今季投打が嚙み合わず、苦戦してきた両校の一戦。法大は先制点を奪い、クリーンアップの前に走者を溜めず相手打線を封じ込めることができるか。『紺碧の空』が神宮に繰り返し響かないような試合展開となれば、法大の2つ目の勝ち点が見えてくる。
(藤原陸人) 

Pick Up New Player!!~~

第3回の今日は、昨季初ベンチ入り、試合出場を果たし、今季は代打と守備力でアピールしレギュラーを狙う内野手、西山翔真選手(法3)です。

東大2回戦、代打出場した西山翔真(法3)は今季リーグ戦初打席の死球について、「もったいなかった」と物足りなさそうに話した。

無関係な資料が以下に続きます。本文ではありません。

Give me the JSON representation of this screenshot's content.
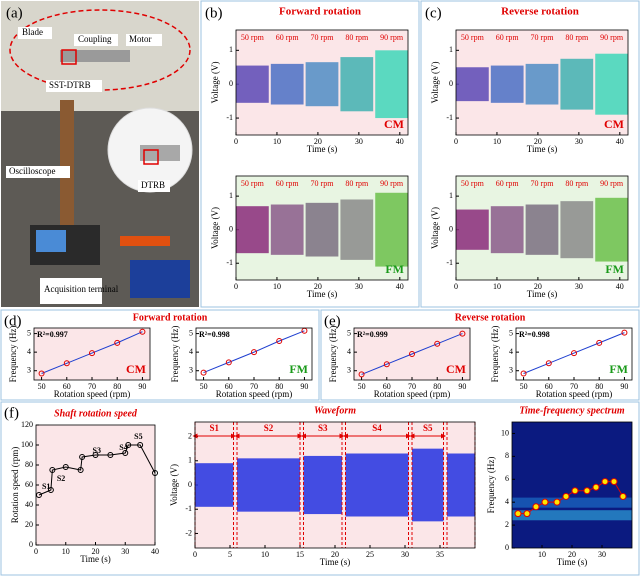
{
  "photo": {
    "label": "(a)",
    "annotations": [
      "Blade",
      "Coupling",
      "Motor",
      "SST-DTRB",
      "DTRB",
      "Oscilloscope",
      "Acquisition terminal"
    ]
  },
  "panels": [
    {
      "label": "(b)",
      "title": "Forward rotation"
    },
    {
      "label": "(c)",
      "title": "Reverse rotation"
    },
    {
      "label": "(d)",
      "title": "Forward rotation"
    },
    {
      "label": "(e)",
      "title": "Reverse rotation"
    },
    {
      "label": "(f)"
    }
  ],
  "chart_data": [
    {
      "type": "waveform",
      "tag": "CM",
      "tag_color": "#e00000",
      "background": "#fbe6e8",
      "xlabel": "Time (s)",
      "ylabel": "Voltage (V)",
      "xlim": [
        0,
        42
      ],
      "xticks": [
        0,
        10,
        20,
        30,
        40
      ],
      "ylim": [
        -1.5,
        1.6
      ],
      "yticks": [
        -1,
        0,
        1
      ],
      "segments": [
        {
          "name": "50 rpm",
          "range": [
            0,
            8
          ],
          "amplitude": 0.55,
          "color": "#5b48b5"
        },
        {
          "name": "60 rpm",
          "range": [
            8.5,
            16.5
          ],
          "amplitude": 0.6,
          "color": "#4a6fc4"
        },
        {
          "name": "70 rpm",
          "range": [
            17,
            25
          ],
          "amplitude": 0.65,
          "color": "#4f8cc4"
        },
        {
          "name": "80 rpm",
          "range": [
            25.5,
            33.5
          ],
          "amplitude": 0.8,
          "color": "#3fb0b0"
        },
        {
          "name": "90 rpm",
          "range": [
            34,
            42
          ],
          "amplitude": 1.0,
          "color": "#3ed6b8"
        }
      ]
    },
    {
      "type": "waveform",
      "tag": "FM",
      "tag_color": "#1a9a1a",
      "background": "#e8f5e2",
      "xlabel": "Time (s)",
      "ylabel": "Voltage (V)",
      "xlim": [
        0,
        42
      ],
      "xticks": [
        0,
        10,
        20,
        30,
        40
      ],
      "ylim": [
        -1.5,
        1.6
      ],
      "yticks": [
        -1,
        0,
        1
      ],
      "segments": [
        {
          "name": "50 rpm",
          "range": [
            0,
            8
          ],
          "amplitude": 0.7,
          "color": "#8a2a7a"
        },
        {
          "name": "60 rpm",
          "range": [
            8.5,
            16.5
          ],
          "amplitude": 0.75,
          "color": "#8a5a8a"
        },
        {
          "name": "70 rpm",
          "range": [
            17,
            25
          ],
          "amplitude": 0.8,
          "color": "#7a6f80"
        },
        {
          "name": "80 rpm",
          "range": [
            25.5,
            33.5
          ],
          "amplitude": 0.9,
          "color": "#8a8a8a"
        },
        {
          "name": "90 rpm",
          "range": [
            34,
            42
          ],
          "amplitude": 1.1,
          "color": "#6bbf4a"
        }
      ]
    },
    {
      "type": "waveform",
      "tag": "CM",
      "tag_color": "#e00000",
      "background": "#fbe6e8",
      "xlabel": "Time (s)",
      "ylabel": "Voltage (V)",
      "xlim": [
        0,
        42
      ],
      "xticks": [
        0,
        10,
        20,
        30,
        40
      ],
      "ylim": [
        -1.5,
        1.6
      ],
      "yticks": [
        -1,
        0,
        1
      ],
      "segments": [
        {
          "name": "50 rpm",
          "range": [
            0,
            8
          ],
          "amplitude": 0.5,
          "color": "#5b48b5"
        },
        {
          "name": "60 rpm",
          "range": [
            8.5,
            16.5
          ],
          "amplitude": 0.55,
          "color": "#4a6fc4"
        },
        {
          "name": "70 rpm",
          "range": [
            17,
            25
          ],
          "amplitude": 0.6,
          "color": "#4f8cc4"
        },
        {
          "name": "80 rpm",
          "range": [
            25.5,
            33.5
          ],
          "amplitude": 0.75,
          "color": "#3fb0b0"
        },
        {
          "name": "90 rpm",
          "range": [
            34,
            42
          ],
          "amplitude": 0.9,
          "color": "#3ed6b8"
        }
      ]
    },
    {
      "type": "waveform",
      "tag": "FM",
      "tag_color": "#1a9a1a",
      "background": "#e8f5e2",
      "xlabel": "Time (s)",
      "ylabel": "Voltage (V)",
      "xlim": [
        0,
        42
      ],
      "xticks": [
        0,
        10,
        20,
        30,
        40
      ],
      "ylim": [
        -1.5,
        1.6
      ],
      "yticks": [
        -1,
        0,
        1
      ],
      "segments": [
        {
          "name": "50 rpm",
          "range": [
            0,
            8
          ],
          "amplitude": 0.6,
          "color": "#8a2a7a"
        },
        {
          "name": "60 rpm",
          "range": [
            8.5,
            16.5
          ],
          "amplitude": 0.7,
          "color": "#8a5a8a"
        },
        {
          "name": "70 rpm",
          "range": [
            17,
            25
          ],
          "amplitude": 0.75,
          "color": "#7a6f80"
        },
        {
          "name": "80 rpm",
          "range": [
            25.5,
            33.5
          ],
          "amplitude": 0.85,
          "color": "#8a8a8a"
        },
        {
          "name": "90 rpm",
          "range": [
            34,
            42
          ],
          "amplitude": 0.95,
          "color": "#6bbf4a"
        }
      ]
    },
    {
      "type": "scatter",
      "tag": "CM",
      "tag_color": "#e00000",
      "background": "#fbe6e8",
      "annotation": "R²=0.997",
      "xlabel": "Rotation speed (rpm)",
      "ylabel": "Frequency (Hz)",
      "x": [
        50,
        60,
        70,
        80,
        90
      ],
      "values": [
        2.85,
        3.4,
        3.95,
        4.5,
        5.1
      ],
      "xlim": [
        47,
        93
      ],
      "xticks": [
        50,
        60,
        70,
        80,
        90
      ],
      "ylim": [
        2.5,
        5.3
      ],
      "yticks": [
        3,
        4,
        5
      ]
    },
    {
      "type": "scatter",
      "tag": "FM",
      "tag_color": "#1a9a1a",
      "background": "#ffffff",
      "annotation": "R²=0.998",
      "xlabel": "Rotation speed (rpm)",
      "ylabel": "Frequency (Hz)",
      "x": [
        50,
        60,
        70,
        80,
        90
      ],
      "values": [
        2.9,
        3.45,
        4.0,
        4.6,
        5.15
      ],
      "xlim": [
        47,
        93
      ],
      "xticks": [
        50,
        60,
        70,
        80,
        90
      ],
      "ylim": [
        2.5,
        5.3
      ],
      "yticks": [
        3,
        4,
        5
      ]
    },
    {
      "type": "scatter",
      "tag": "CM",
      "tag_color": "#e00000",
      "background": "#fbe6e8",
      "annotation": "R²=0.999",
      "xlabel": "Rotation speed (rpm)",
      "ylabel": "Frequency (Hz)",
      "x": [
        50,
        60,
        70,
        80,
        90
      ],
      "values": [
        2.8,
        3.35,
        3.9,
        4.45,
        5.0
      ],
      "xlim": [
        47,
        93
      ],
      "xticks": [
        50,
        60,
        70,
        80,
        90
      ],
      "ylim": [
        2.5,
        5.3
      ],
      "yticks": [
        3,
        4,
        5
      ]
    },
    {
      "type": "scatter",
      "tag": "FM",
      "tag_color": "#1a9a1a",
      "background": "#ffffff",
      "annotation": "R²=0.998",
      "xlabel": "Rotation speed (rpm)",
      "ylabel": "Frequency (Hz)",
      "x": [
        50,
        60,
        70,
        80,
        90
      ],
      "values": [
        2.85,
        3.4,
        3.95,
        4.5,
        5.05
      ],
      "xlim": [
        47,
        93
      ],
      "xticks": [
        50,
        60,
        70,
        80,
        90
      ],
      "ylim": [
        2.5,
        5.3
      ],
      "yticks": [
        3,
        4,
        5
      ]
    },
    {
      "type": "line",
      "title": "Shaft rotation speed",
      "background": "#fbe6e8",
      "xlabel": "Time (s)",
      "ylabel": "Rotation speed (rpm)",
      "x": [
        1,
        5,
        5.5,
        10,
        15,
        15.5,
        20,
        25,
        30,
        31,
        35,
        40
      ],
      "values": [
        50,
        55,
        75,
        78,
        75,
        88,
        90,
        90,
        92,
        100,
        100,
        72
      ],
      "annotations": [
        "S1",
        "S2",
        "S3",
        "S4",
        "S5"
      ],
      "xlim": [
        0,
        40
      ],
      "xticks": [
        0,
        10,
        20,
        30,
        40
      ],
      "ylim": [
        0,
        120
      ],
      "yticks": [
        0,
        20,
        40,
        60,
        80,
        100,
        120
      ]
    },
    {
      "type": "waveform",
      "title": "Waveform",
      "background": "#fbe6e8",
      "arrows": true,
      "xlabel": "Time (s)",
      "ylabel": "Voltage (V)",
      "xlim": [
        0,
        40
      ],
      "xticks": [
        0,
        5,
        10,
        15,
        20,
        25,
        30,
        35
      ],
      "ylim": [
        -2.6,
        2.6
      ],
      "yticks": [
        -2,
        -1,
        0,
        1,
        2
      ],
      "segments": [
        {
          "name": "S1",
          "range": [
            0,
            5.5
          ],
          "amplitude": 0.9,
          "color": "#2230e0"
        },
        {
          "name": "S2",
          "range": [
            6,
            15
          ],
          "amplitude": 1.1,
          "color": "#2230e0"
        },
        {
          "name": "S3",
          "range": [
            15.5,
            21
          ],
          "amplitude": 1.2,
          "color": "#2230e0"
        },
        {
          "name": "S4",
          "range": [
            21.5,
            30.5
          ],
          "amplitude": 1.3,
          "color": "#2230e0"
        },
        {
          "name": "S5",
          "range": [
            31,
            35.5
          ],
          "amplitude": 1.5,
          "color": "#2230e0"
        },
        {
          "name": null,
          "range": [
            36,
            40
          ],
          "amplitude": 1.3,
          "color": "#2230e0"
        }
      ]
    },
    {
      "type": "spectrum",
      "title": "Time-frequency spectrum",
      "background": "#0b1a80",
      "xlabel": "Time (s)",
      "ylabel": "Frequency (Hz)",
      "x": [
        2,
        5,
        8,
        11,
        15,
        18,
        21,
        25,
        28,
        31,
        34,
        37
      ],
      "values": [
        3,
        3,
        3.6,
        4,
        4,
        4.5,
        5,
        5,
        5.3,
        5.8,
        5.8,
        4.5
      ],
      "xlim": [
        0,
        40
      ],
      "xticks": [
        10,
        20,
        30
      ],
      "ylim": [
        0,
        11
      ],
      "yticks": [
        0,
        2,
        4,
        6,
        8,
        10
      ]
    }
  ]
}
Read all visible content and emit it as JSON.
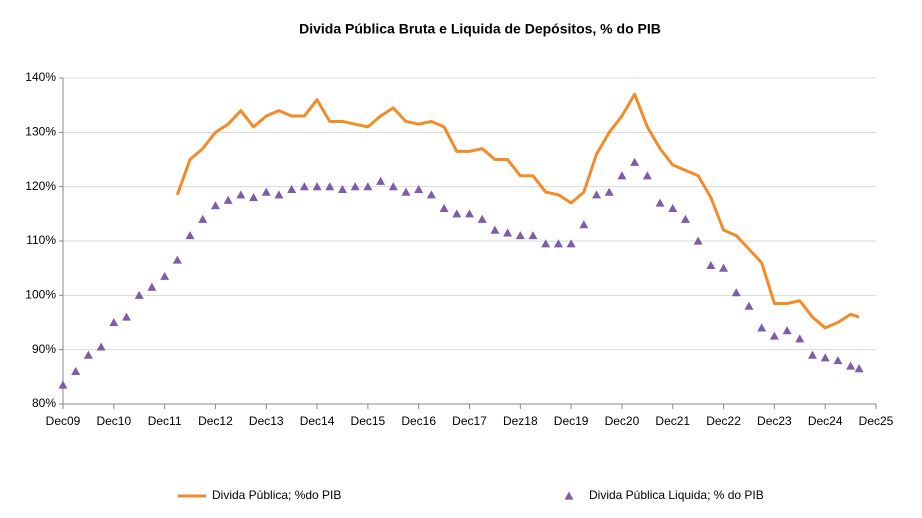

市立和歌山高では、1年時からレギュラーの座を勝ち取り、2年の夏には1番遊撃手として甲子園にも出場した。球児として経験を積んだ3年間。そこで特に鍛え上げたのは守備力だった。守備の基礎である捕球の形を徹底的に叩き込まれた鉄壁の守りは、現在の西山の最大の武器となっている。

高校卒業後の進学先には、いくつかの候補の中から六大学である法大を選んだ。しかし、入部後は大学野球のレベルの高さに驚かされたという。西山がリーグ戦のベンチ入りを果たしたのは、昨季明大1回戦。「入ると思っていなかったので、素直にうれしかった」と振り返った。

3年目を迎え、上級生としてチームを引っ張る立場となった今季。「代打でも良いので、出場する機会をもらいたい」と力強く語った。一日千秋の思いで、リーグ戦出場の機会を伺う。